Prostate-specific membrane antigen-directed imaging and radioguided surgery with single-photon emission computed tomography: state of the art and future outlook
Published in Expert Review of Medical Devices, 2022
Luca Filippi, Barbara Palumbo, Viviana Frantellizzi, Susanna Nuvoli, Giuseppe De Vincentis, Angela Spanu, Orazio Schillaci
Prostate cancer (PC) is the most commonly diagnosed male malignancy and one of the leading cancer-related causes of death worldwide [1]. Imaging with several molecular and metabolic probes has been increasingly applied for the staging and monitoring of PC patients after treatments [2]. In particular, prostate-specific membrane antigen (PSMA), a type II membrane protein that is detected in small amounts in normal prostate tissue, but there is much higher expression in PC, has recently emerged as one of the most relevant PC-associated biomarkers [3]. Since PSMA extracellular domain exhibits enzymatic activity as a glutamate carboxypeptidase II, several efforts have been made to employ enzymatic inhibitors based on the lysine-urea-glutamate motif as PSMA-ligands.
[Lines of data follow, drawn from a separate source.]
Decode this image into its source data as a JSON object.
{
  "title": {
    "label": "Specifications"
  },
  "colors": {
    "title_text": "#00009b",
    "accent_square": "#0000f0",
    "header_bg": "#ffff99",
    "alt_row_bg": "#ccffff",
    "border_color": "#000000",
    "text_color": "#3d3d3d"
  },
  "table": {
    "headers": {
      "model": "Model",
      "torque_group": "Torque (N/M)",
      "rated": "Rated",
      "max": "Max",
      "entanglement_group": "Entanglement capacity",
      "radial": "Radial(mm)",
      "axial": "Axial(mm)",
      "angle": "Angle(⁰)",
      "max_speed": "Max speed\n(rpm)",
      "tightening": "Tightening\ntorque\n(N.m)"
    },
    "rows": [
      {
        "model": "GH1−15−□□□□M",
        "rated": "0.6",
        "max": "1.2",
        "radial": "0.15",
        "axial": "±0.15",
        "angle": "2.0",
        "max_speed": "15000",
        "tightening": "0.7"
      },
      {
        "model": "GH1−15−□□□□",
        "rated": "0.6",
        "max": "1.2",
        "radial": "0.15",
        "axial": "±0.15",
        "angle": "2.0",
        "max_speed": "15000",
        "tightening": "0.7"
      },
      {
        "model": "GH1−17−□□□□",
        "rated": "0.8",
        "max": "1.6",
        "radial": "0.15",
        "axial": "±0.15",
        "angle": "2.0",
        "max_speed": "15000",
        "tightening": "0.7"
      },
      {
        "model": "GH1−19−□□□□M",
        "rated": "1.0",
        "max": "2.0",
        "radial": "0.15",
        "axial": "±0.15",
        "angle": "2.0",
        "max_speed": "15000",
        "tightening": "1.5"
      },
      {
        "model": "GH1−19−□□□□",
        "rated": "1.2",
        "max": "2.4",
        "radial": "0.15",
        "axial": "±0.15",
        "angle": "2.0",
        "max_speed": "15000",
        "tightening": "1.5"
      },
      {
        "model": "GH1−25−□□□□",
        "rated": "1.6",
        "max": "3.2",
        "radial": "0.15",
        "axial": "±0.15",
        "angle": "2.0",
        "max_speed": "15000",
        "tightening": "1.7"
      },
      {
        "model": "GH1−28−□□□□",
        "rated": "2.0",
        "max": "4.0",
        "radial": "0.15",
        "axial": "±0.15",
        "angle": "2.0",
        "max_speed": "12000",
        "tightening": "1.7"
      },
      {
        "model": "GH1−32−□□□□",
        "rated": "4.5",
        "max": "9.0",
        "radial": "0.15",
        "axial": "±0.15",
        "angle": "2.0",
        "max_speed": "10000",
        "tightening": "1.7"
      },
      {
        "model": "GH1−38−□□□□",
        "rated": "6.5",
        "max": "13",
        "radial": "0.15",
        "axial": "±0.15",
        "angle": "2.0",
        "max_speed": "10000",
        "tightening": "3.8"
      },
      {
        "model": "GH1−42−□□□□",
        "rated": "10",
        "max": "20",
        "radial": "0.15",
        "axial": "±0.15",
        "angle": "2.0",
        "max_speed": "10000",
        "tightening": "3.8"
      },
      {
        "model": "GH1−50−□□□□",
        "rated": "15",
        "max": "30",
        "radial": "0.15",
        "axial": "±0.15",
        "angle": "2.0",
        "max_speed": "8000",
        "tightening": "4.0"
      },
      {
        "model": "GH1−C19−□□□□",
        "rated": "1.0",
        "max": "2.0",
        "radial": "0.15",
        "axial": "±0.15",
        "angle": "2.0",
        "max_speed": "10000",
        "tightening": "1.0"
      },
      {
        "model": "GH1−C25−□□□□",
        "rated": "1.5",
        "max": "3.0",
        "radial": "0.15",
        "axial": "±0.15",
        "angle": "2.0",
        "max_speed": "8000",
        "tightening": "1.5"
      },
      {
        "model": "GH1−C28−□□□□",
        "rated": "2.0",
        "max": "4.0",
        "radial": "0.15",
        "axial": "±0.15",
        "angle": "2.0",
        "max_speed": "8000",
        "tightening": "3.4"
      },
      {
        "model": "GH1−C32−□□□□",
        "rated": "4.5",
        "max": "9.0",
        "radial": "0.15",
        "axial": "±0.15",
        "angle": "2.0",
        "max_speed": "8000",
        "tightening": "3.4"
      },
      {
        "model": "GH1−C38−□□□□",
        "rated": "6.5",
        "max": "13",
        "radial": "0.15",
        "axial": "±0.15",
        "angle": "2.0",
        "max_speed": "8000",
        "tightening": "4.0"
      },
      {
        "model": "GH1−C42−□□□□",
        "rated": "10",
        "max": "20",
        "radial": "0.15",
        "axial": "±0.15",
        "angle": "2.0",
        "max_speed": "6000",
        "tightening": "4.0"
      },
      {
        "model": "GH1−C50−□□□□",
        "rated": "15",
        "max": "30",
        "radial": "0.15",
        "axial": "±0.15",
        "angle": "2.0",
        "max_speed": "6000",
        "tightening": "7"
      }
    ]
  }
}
Some of these enzymatic inhibitors have been successfully labeled with radionuclides emitting energy suitable for the in vivo detection through positron emission computed tomography (PET/CT) [4]. PSMA-PET has been found particularly useful for the imaging of PC biochemical recurrence (BCR). Moreover, the ‘ProPSMA’ clinical trial has recently shown that 68Ga-PSMA-11 PET/CT has superior sensitivity and specificity than conventional imaging (bone scan and computed tomography) for the detection of high risk PC skeletal and lymph node metastases at staging, also meaningfully impacting on patients’ clinical management [5,6]. Furthermore, PSMA-targeted radioligand therapy (RLT) with molecules labeled with radionuclides emitting beta or alpha particles has been implemented for the management of metastatic castration-resistant PC (mCRPC) with encouraging results [7,8]. This approach entailing a couple of radiopharmaceuticals, with identical or similar characteristics, one labeled with a radionuclide suitable for imaging and the other capable to exert anti-tumoral effects is also known as ‘theranostic’ [9,10].